Pourquoi l’histoire compte pour visiter Athènes
Chaque site d’Athènes repose sur un autre site. L’Acropole que les touristes photographient fut construite sur un palais mycénien, lui-même bâti sur un établissement néolithique. Le quartier de Plaka est un district ottoman superposant des églises byzantines sur des fondations romaines sur des maisons classiques. La profondeur de la ville n’est pas seulement métaphorique — elle est physiquement présente dans le sol, et comprendre la séquence de qui a construit quoi, et quand, et pourquoi, transforme une visite d’un tour de vieilles ruines en une rencontre avec 3 500 ans de culture humaine continue.
Cette chronologie couvre les grandes périodes de l’histoire athénienne, en identifiant les sites clés de chaque époque que l’on peut visiter aujourd’hui.
Athènes néolithique et de l’Âge du bronze (env. 5000–1100 av. J.-C.)
Les premiers établissements
Le rocher de l’Acropole est habité depuis au moins la période néolithique — les fouilles archéologiques ont trouvé poteries et instruments datant d’environ 5000 av. J.-C. dans le sol sous les temples classiques. Le site était idéal pour les mêmes raisons qui le rendirent idéal plus tard : un rocher au sommet plat, aux pentes abruptes, avec des sources d’eau naturelles, défendable de tous côtés et offrant d’excellentes vues sur la plaine en contrebas.
Au XVIe siècle av. J.-C., l’Acropole était un complexe palatial mycénien — une partie de la même civilisation de l’Âge du bronze tardif qui construisit Mycènes, Tirynthe et les autres cités-états forteresses dépeintes par Homère. Le mur cyclopéen massif qui constitue encore la base du flanc nord de l’Acropole date de cette période (vers 1300 av. J.-C.). Le souverain mycénien d’Athènes était un wanax (roi), comparable à Agamemnon à Mycènes.
Sites à visiter : Les sections du mur mycénien visibles sur le flanc nord de l’Acropole ; les objets de la période mycénienne (tablettes en linéaire B, armes en bronze, bijoux en or) au Musée national archéologique.
L’effondrement de l’Âge du bronze
Vers 1200–1100 av. J.-C., la civilisation mycénienne s’effondra catastrophiquement avec la plupart des cultures palatiales de l’Âge du bronze tardif de la Méditerranée orientale. Les causes restent débattues (sécheresse, les Peuples de la Mer, révoltes internes, les trois à la fois). Athènes survécut apparemment mieux à l’effondrement que d’autres sites mycéniens — il n’y a aucune preuve de destruction violente à Athènes comparable à Mycènes ou Tirynthe — et devint un refuge pour les survivants d’autres centres mycéniens.

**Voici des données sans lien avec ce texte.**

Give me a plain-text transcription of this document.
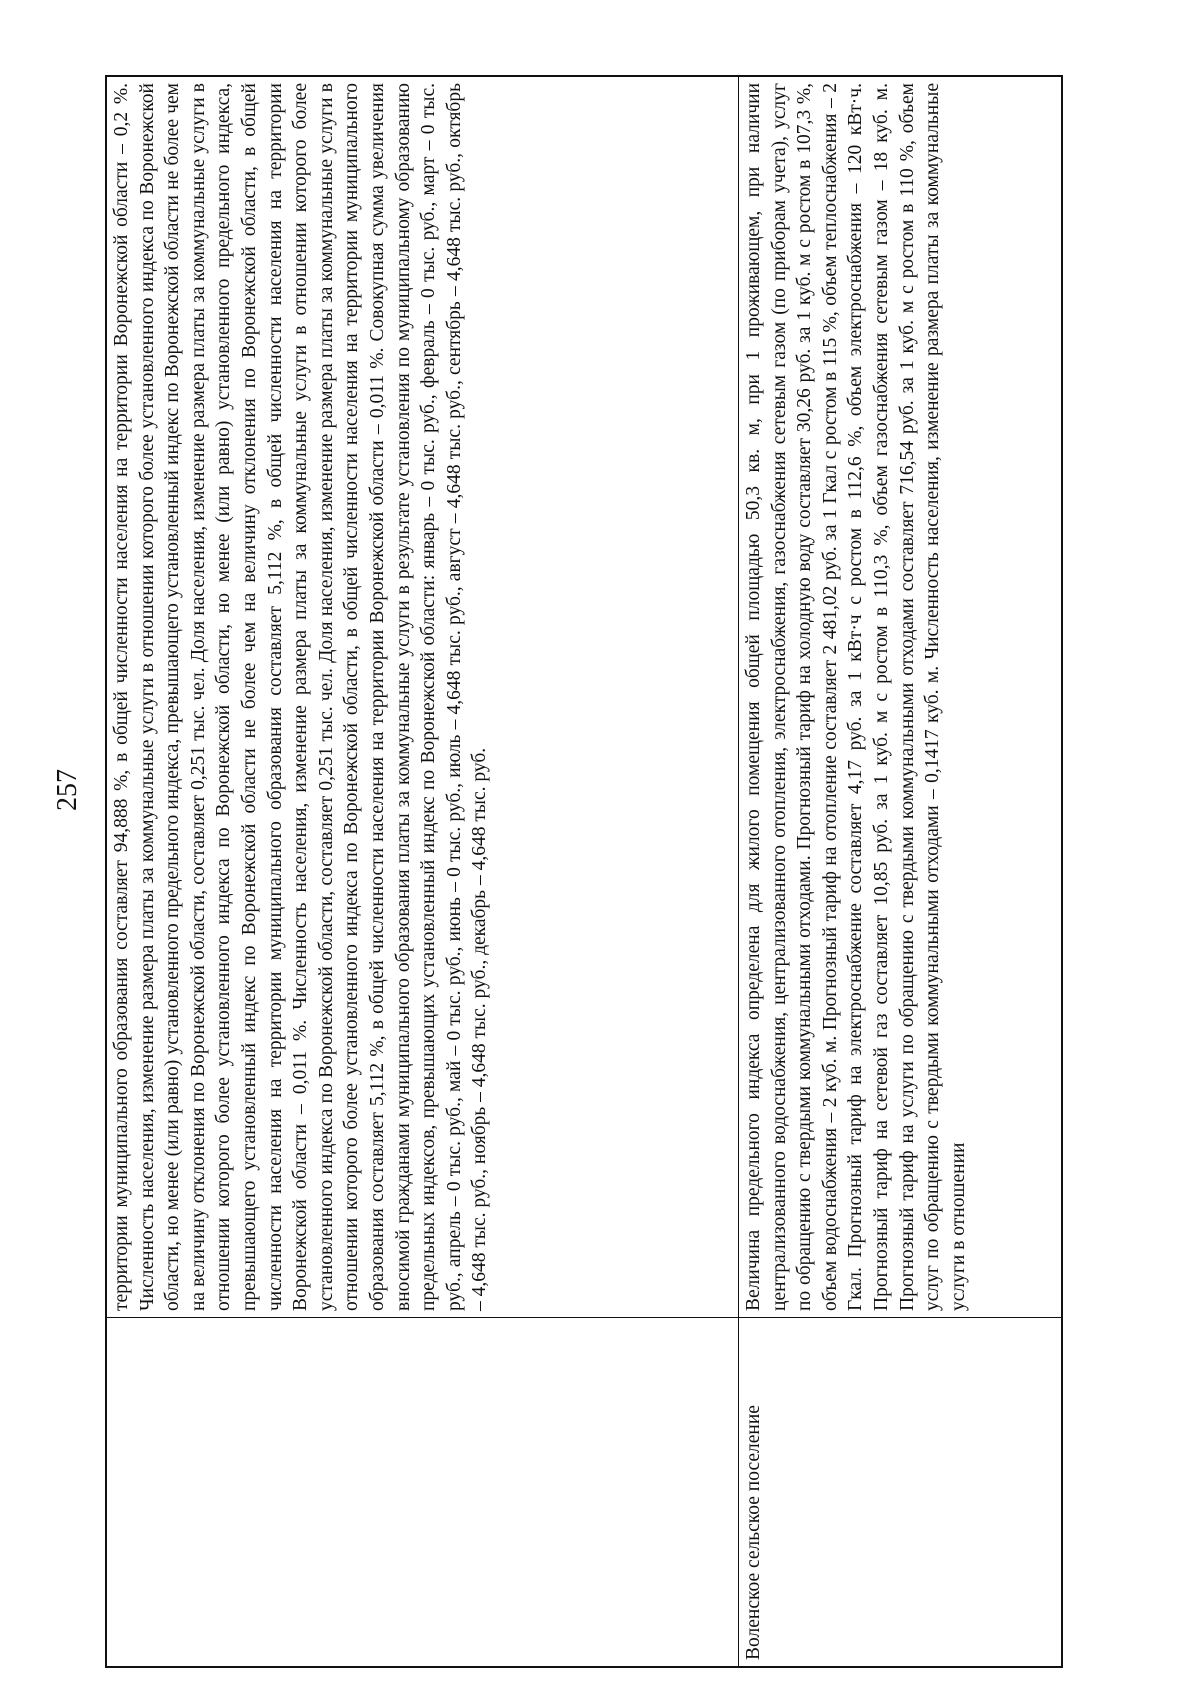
257
	территории муниципального образования составляет 94,888 %, в общей численности населения на территории Воронежской области – 0,2 %. Численность населения, изменение размера платы за коммунальные услуги в отношении которого более установленного индекса по Воронежской области, но менее (или равно) установленного предельного индекса, превышающего установленный индекс по Воронежской области не более чем на величину отклонения по Воронежской области, составляет 0,251 тыс. чел. Доля населения, изменение размера платы за коммунальные услуги в отношении которого более установленного индекса по Воронежской области, но менее (или равно) установленного предельного индекса, превышающего установленный индекс по Воронежской области не более чем на величину отклонения по Воронежской области, в общей численности населения на территории муниципального образования составляет 5,112 %, в общей численности населения на территории Воронежской области – 0,011 %. Численность населения, изменение размера платы за коммунальные услуги в отношении которого более установленного индекса по Воронежской области, составляет 0,251 тыс. чел. Доля населения, изменение размера платы за коммунальные услуги в отношении которого более установленного индекса по Воронежской области, в общей численности населения на территории муниципального образования составляет 5,112 %, в общей численности населения на территории Воронежской области – 0,011 %. Совокупная сумма увеличения вносимой гражданами муниципального образования платы за коммунальные услуги в результате установления по муниципальному образованию предельных индексов, превышающих установленный индекс по Воронежской области: январь – 0 тыс. руб., февраль – 0 тыс. руб., март – 0 тыс. руб., апрель – 0 тыс. руб., май – 0 тыс. руб., июнь – 0 тыс. руб., июль – 4,648 тыс. руб., август – 4,648 тыс. руб., сентябрь – 4,648 тыс. руб., октябрь – 4,648 тыс. руб., ноябрь – 4,648 тыс. руб., декабрь – 4,648 тыс. руб.
Воленское сельское поселение	Величина предельного индекса определена для жилого помещения общей площадью 50,3 кв. м, при 1 проживающем, при наличии централизованного водоснабжения, централизованного отопления, электроснабжения, газоснабжения сетевым газом (по приборам учета), услуг по обращению с твердыми коммунальными отходами. Прогнозный тариф на холодную воду составляет 30,26 руб. за 1 куб. м с ростом в 107,3 %, объем водоснабжения – 2 куб. м. Прогнозный тариф на отопление составляет 2 481,02 руб. за 1 Гкал с ростом в 115 %, объем теплоснабжения – 2 Гкал. Прогнозный тариф на электроснабжение составляет 4,17 руб. за 1 кВт·ч с ростом в 112,6 %, объем электроснабжения – 120 кВт·ч. Прогнозный тариф на сетевой газ составляет 10,85 руб. за 1 куб. м с ростом в 110,3 %, объем газоснабжения сетевым газом – 18 куб. м. Прогнозный тариф на услуги по обращению с твердыми коммунальными отходами составляет 716,54 руб. за 1 куб. м с ростом в 110 %, объем услуг по обращению с твердыми коммунальными отходами – 0,1417 куб. м. Численность населения, изменение размера платы за коммунальные услуги в отношении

Athènes archaïque (env. 800–479 av. J.-C.)
L’émergence de la polis
À partir d’environ 800 av. J.-C., Athènes réapparaît dans les sources historiques et archéologiques comme une cité-état en développement (polis). La période archaïque précoce voit la consolidation de l’Attique — la région environnante — sous contrôle athénien, processus mythologiquement attribué au héros Thésée mais se déployant historiquement sur plusieurs siècles.
Le quartier de Kerameikos (le district des potiers antiques et le cimetière, accessible depuis la rue Ermou près de Monastiraki) était le principal terrain funéraire de cette période. En traversant aujourd’hui Kerameikos, vous pouvez voir des stèles funéraires des VIIIe et VIIe siècles av. J.-C. aux côtés de monuments classiques et hellénistiques — la Porte du Dipylon, la Voie sacrée menant à Éleusis et la rue des Tombeaux.
Solon et les débuts du droit (594 av. J.-C.)
Solon fut nommé archonte d’Athènes en 594 av. J.-C. pour résoudre une crise sociale : les petits agriculteurs de l’Attique tombaient en servitude pour dettes, vendus et achetés pour rembourser leurs créanciers. Les réformes de Solon annulèrent toutes les servitudes pour dettes, libérèrent ceux asservis pour dettes et établirent une constitution qui, pour la première fois, donnait à tous les citoyens libres masculins (et pas seulement aux aristocrates) un rôle formel à l’Assemblée.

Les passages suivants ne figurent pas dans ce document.